Facts and reasoning will never settle political issues. All of us have fundamental commitments that are impervious to argument. If an argument seems to refute them, we take this as a refutation of the argument. And, of course, many of us are too ignorant, self-interested or prejudiced on certain issues to be moved by rational considerations. But rationality almost always has some role in our decisions, and more rationality in our political discussion will at a minimum help many to better understand what is at stake in our disputes and why their opponents think as they do.
Although Gutting recognizes that we all have “fundamental commitments that are impervious to argument”, he vastly underestimates them.

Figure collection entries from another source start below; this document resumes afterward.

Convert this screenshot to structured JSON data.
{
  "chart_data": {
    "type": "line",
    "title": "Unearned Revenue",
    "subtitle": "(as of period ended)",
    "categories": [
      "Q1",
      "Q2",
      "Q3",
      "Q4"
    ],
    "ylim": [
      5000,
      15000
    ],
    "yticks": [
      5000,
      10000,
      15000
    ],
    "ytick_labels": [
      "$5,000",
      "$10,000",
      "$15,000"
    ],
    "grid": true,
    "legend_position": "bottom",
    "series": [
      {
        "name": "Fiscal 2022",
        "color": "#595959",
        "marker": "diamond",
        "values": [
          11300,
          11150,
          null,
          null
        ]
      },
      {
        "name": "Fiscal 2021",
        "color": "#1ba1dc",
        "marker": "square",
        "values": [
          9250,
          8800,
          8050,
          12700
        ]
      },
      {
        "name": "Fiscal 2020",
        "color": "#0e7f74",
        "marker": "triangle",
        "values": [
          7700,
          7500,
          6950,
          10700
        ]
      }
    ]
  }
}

Millions of people believe that Obama was not born in the United States and millions more think he is a radical Black Panther Socialist. Over forty percent of Americans reject evolution and that figure is much higher in religiously conservative states of the Deep South. Nearly forty percent of Americans categorize themselves as ‘born again’ and hold the fundamental belief that the Bible is the word of God. With these numbers rationality has a very limited role indeed.

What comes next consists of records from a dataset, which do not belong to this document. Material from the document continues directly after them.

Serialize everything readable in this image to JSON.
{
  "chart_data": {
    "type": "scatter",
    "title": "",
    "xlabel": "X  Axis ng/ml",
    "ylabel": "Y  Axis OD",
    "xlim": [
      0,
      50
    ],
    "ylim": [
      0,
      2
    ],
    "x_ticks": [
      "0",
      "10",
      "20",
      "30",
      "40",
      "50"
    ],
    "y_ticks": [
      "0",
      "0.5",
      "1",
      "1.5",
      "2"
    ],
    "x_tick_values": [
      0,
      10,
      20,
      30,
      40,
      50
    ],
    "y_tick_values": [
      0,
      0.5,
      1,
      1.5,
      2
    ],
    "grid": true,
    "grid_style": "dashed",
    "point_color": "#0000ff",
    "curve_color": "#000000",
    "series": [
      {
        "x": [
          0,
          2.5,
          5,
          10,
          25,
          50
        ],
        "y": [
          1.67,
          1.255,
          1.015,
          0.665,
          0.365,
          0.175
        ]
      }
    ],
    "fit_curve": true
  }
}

Gutting optimistically continues:
So why not give reason a chance? How about a televised debate in the next few weeks on some key differences in the Democratic and Republican budget proposals? Here’s a concrete suggestion: Representative Paul Ryan and Senator Charles Schumer debating the question: Will tax cuts for the wealthy or stimulus spending on infrastructure do more to improve our economy?
OK in principle, but the camps of both Ryan and Schumer would argue endlessly about the rules of engagement, protocol, and format; and both would fight to protect their candidate rather than give him a freewheeling hand to debate. In other words, the Ryan-Schumer Debate would be no different from any other.
How about the one-on-one Hard Talk interview, where President Obama sits down with the American likes of host Stephen Sakur and gets pestered and pursued until the answers difficult questions? Never. The most we could ever expect is a sit down with Oprah, Larry King, or David Letterman. No one demands a hard, challenging interview, so politicians are not apt to seek it out. In fact, it is likely that after a Hard Talk-type interview, many Americans would feel that the President had not been treated respectfully or given the deference required by his office.
Presidential debates to little or nothing to add substance to an electoral campaign. Positions have been staked out and presented ad nauseam. The candidates have been seen in person, in ads, in softball TV appearances, and all over the Internet; and when they get on stage facing each other, they act predictably, defensively, protectively, and boringly. We, the press, and the candidates are all complicit in this charade. Since there is no point to them, they should be discontinued.
As far as press conferences go, they have been a waste of time since John F. Kennedy who, brought up in the British school, had confidence, oratorical skills, and a willingness to duke it out with his adversaries. As a result, his press conferences were fun to watch and every so often you learned something. Now they are as much of a charade as debates. Nothing surprising or substantive is said, evasive action is the stratagem of the day, and they should go.